This MC estimate is used to correct the bias from the Vecchia approximation
Description
Applying the multi-level Monte Carlo (MLMC) technique to the pmvn function
The function uses NLevel1 = 1 for m = m2 and the same
exponential tilting parameter as m = m1 to compute one MC estimate.
This MC estimate is used to correct the bias from the Vecchia approximation
Usage
pmvn_MLMC(
lower,
upper,
mean,
locs = NULL,
covName = "matern15_isotropic",
covParms = c(1, 0.1, 0),
m1 = 30,
m2 = 100,
sigma = NULL,
reorder = 0,
NLevel1 = 12,
NLevel2 = 10000,
verbose = FALSE,
retlog = FALSE,
...
)
Arguments
lower |
lower bound vector for TMVN |
upper |
upper bound vector for TMVN |
mean |
MVN mean |
locs |
location (feature) matrix n X d |
covName |
covariance function name from the 'GpGp' package |
covParms |
parameters for 'covName' |
m1 |
the smaller Vecchia conditioning set size for Level 1 MC |
m2 |
the bigger Vecchia conditioning set size for Level 2 MC |
sigma |
dense covariance matrix, not needed when 'locs' is not null |
reorder |
whether to reorder integration variables. '0' for no, '1' for FIC-based univariate ordering, '2' for Vecchia-based univariate ordering, and '3' for univariate reordering, which appeared faster than '2' |
NLevel1 |
first level Monte Carlo sample size |
NLevel2 |
second level Monte Carlo sample size |
verbose |
verbose or not |
retlog |
TRUE or FALSE for whether to return loglk or not |
... |
could be m_ord for conditioning set size for reordering |
Value
estimated MVN probability and estimation error
Compute multivariate Student-t (MVT) probabilities that have spatial covariance matrices using Vecchia approximation
Description
Compute multivariate Student-t (MVT) probabilities that have spatial covariance matrices using Vecchia approximation
Usage
pmvt(
lower,
upper,
delta,
df,
locs = NULL,
covName = "matern15_isotropic",
covParms = c(1, 0.1, 0),
m = 30,
sigma = NULL,
reorder = 0,
NLevel1 = 12,
NLevel2 = 10000,
verbose = FALSE,
retlog = FALSE,
...
)
Arguments
lower |
lower bound vector for TMVT |
upper |
upper bound vector for TMVT |
delta |
MVT shifting parameter |
df |
degrees of freedom |
locs |
location (feature) matrix n X d |
covName |
covariance function name from the 'GpGp' package |
covParms |
parameters for 'covName' |
m |
Vecchia conditioning set size |
sigma |
dense covariance matrix, not needed when 'locs' is not null |
reorder |
whether to reorder integration variables. '0' for no, '1' for FIC-based univariate ordering, '2' for Vecchia-based univariate ordering, and '3' for univariate reordering, which appeared faster than '2' |
NLevel1 |
first level Monte Carlo sample size |
NLevel2 |
second level Monte Carlo sample size |
verbose |
verbose or not |
retlog |
TRUE or FALSE for whether to return loglk or not |
... |
could be m_ord for conditioning set size for reordering |
Value
estimated MVT probability and estimation error
Applying the multi-level Monte Carlo (MLMC) technique to the pmvt function
The function uses NLevel1 = 1 for m = m2 and the same
exponential tilting parameter as m = m1 to compute one MC estimate.

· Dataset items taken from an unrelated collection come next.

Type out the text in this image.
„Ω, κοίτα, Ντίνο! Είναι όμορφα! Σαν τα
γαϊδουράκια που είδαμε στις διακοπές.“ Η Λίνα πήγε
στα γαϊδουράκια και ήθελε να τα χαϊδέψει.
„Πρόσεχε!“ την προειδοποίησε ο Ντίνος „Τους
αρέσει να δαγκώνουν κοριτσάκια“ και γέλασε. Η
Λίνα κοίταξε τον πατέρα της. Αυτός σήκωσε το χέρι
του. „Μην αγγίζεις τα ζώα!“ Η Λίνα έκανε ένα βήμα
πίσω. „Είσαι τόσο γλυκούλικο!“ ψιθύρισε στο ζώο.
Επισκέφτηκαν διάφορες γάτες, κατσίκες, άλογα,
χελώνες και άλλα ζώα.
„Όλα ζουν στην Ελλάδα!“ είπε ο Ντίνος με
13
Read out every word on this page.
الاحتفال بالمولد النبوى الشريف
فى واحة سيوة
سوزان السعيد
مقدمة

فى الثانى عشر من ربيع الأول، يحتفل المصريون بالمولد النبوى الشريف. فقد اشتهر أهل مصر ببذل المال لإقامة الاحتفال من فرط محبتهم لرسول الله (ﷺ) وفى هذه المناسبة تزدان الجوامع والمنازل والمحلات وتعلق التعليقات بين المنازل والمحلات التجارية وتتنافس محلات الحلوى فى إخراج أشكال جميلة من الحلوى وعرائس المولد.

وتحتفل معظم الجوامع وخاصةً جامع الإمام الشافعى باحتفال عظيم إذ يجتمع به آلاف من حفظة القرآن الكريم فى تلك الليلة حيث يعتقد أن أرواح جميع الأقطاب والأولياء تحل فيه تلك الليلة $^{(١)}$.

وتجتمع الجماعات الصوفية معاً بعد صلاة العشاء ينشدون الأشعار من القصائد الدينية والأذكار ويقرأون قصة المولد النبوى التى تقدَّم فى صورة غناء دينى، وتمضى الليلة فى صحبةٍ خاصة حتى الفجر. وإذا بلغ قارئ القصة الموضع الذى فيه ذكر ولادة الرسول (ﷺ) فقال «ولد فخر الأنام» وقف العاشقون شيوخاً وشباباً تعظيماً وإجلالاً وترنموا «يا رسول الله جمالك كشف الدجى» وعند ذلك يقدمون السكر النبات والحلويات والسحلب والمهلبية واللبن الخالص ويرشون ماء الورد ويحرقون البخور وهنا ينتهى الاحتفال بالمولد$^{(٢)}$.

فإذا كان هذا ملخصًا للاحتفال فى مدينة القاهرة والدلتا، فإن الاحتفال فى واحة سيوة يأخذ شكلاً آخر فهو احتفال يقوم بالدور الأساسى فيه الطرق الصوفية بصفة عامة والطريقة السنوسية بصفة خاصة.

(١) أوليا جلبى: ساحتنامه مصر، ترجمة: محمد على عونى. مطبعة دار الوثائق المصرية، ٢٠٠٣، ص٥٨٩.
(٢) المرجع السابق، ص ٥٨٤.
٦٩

This MC estimate is used to correct the bias from the Vecchia approximation
Description
Applying the multi-level Monte Carlo (MLMC) technique to the pmvt function
The function uses NLevel1 = 1 for m = m2 and the same
exponential tilting parameter as m = m1 to compute one MC estimate.
This MC estimate is used to correct the bias from the Vecchia approximation
Usage
pmvt_MLMC(
lower,
upper,
delta,
df,
locs = NULL,
covName = "matern15_isotropic",
covParms = c(1, 0.1, 0),
m1 = 30,
m2 = 100,
sigma = NULL,
reorder = 0,
NLevel1 = 12,
NLevel2 = 10000,
verbose = FALSE,
retlog = FALSE,
...
)
Arguments
lower |
lower bound vector for TMVT |
upper |
upper bound vector for TMVT |
delta |
MVT shifting parameter |
df |
degrees of freedom |
locs |
location (feature) matrix n X d |
covName |
covariance function name from the 'GpGp' package |
covParms |
parameters for 'covName' |
m1 |
the smaller Vecchia conditioning set size for Level 1 MC |
m2 |
the bigger Vecchia conditioning set size for Level 2 MC |
sigma |
dense covariance matrix, not needed when 'locs' is not null |
reorder |
whether to reorder integration variables. '0' for no, '1' for FIC-based univariate ordering, '2' for Vecchia-based univariate ordering, and '3' for univariate reordering, which appeared faster than '2' |
NLevel1 |
first level Monte Carlo sample size |
NLevel2 |
second level Monte Carlo sample size |
verbose |
verbose or not |
retlog |
TRUE or FALSE for whether to return loglk or not |
... |
could be m_ord for conditioning set size for reordering |
Value
estimated MVT probability and estimation error
Simulate partially censored multivariate normal (MVN) at censored locations using the Vecchia approximation
Description
Simulate partially censored multivariate normal (MVN) at censored locations using the Vecchia approximation
Usage
ptmvrandn(
locs,
indCensor,
y,
bCensor,
covName = NULL,
covParms = NULL,
m = 30,
N = 1000,
verbose = TRUE,
reorder = TRUE
)
Arguments
locs |
location (feature) matrix n X d |
indCensor |
indices of locations that have only censored observations |
y |
observed (not censored) values, of length n |
bCensor |
upper bound, above which observations are not censored, can be different for different locations, of length 1 or n |
covName |
covariance function name from the 'GpGp' package |
covParms |
parameters for 'covName' |
m |
Vecchia conditioning set size |
N |
number of samples required |
verbose |
verbose level |
reorder |
whether to Vecchia univariate variable reordering |
Value
n X N matrix of generated samples
Univariate variable reordering, described in Genz and Bretz (2009) If failed due to PD singularity, the unfinished order will be returned and a warning will be issued
Description
Univariate variable reordering, described in Genz and Bretz (2009) If failed due to PD singularity, the unfinished order will be returned and a warning will be issued
Usage
univar_order(a, b, sigma)
Arguments
a |
lower integration limits |
b |
upper integration limits |
sigma |
covariance matrix |
Value
the new order